Aşk padişahı hangi gönül şehrine gelse, onun maiyeti ve hatta ordusunun askerleri olarak sıkıntı, gam, belâ ve keder de birlikte gelir ve âşığın kalp şehrini istilâ ederler. Âşık ise bu istilâdan son derecede memnundur ve karşılığında canını ve başını bu padişaha hediye olarak sunmaktan büyük keyif almaktadır.

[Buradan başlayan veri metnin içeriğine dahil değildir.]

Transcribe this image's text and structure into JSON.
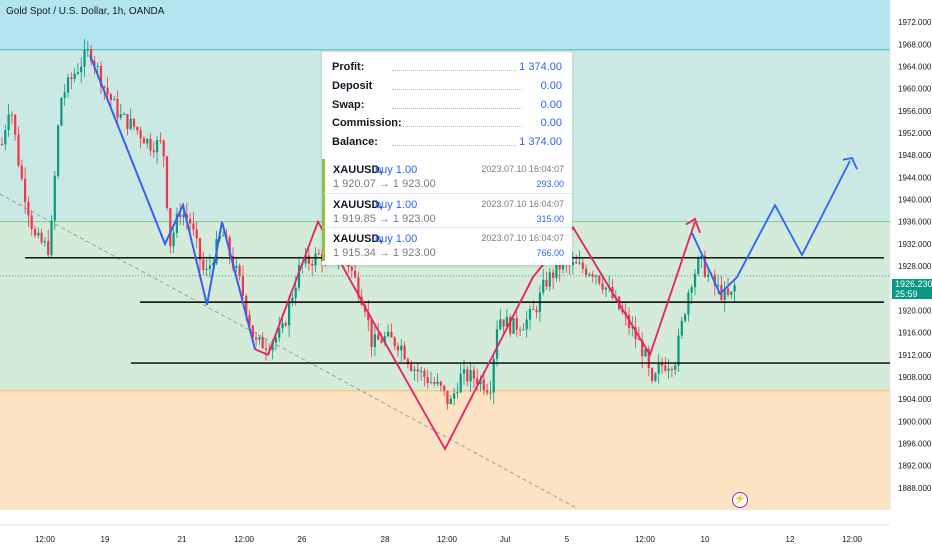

15. yüzyılın orijinal şairi Tacizâde Cafer Çelebi de bu can-aşk veya can-gam karşıtlığı ile ilgili şu güzel beyti kaleme almıştır:
Cân misâfirdür bugün yarın göçer ey aşk sen
Gitme andan incinüp billâh derûnumdan benüm (3)
Ey aşk! Can (bu tende) misafirdir; bugün yarın göçer gider.
.. Allah için, incinip de benim gönül evimden sakın gitme!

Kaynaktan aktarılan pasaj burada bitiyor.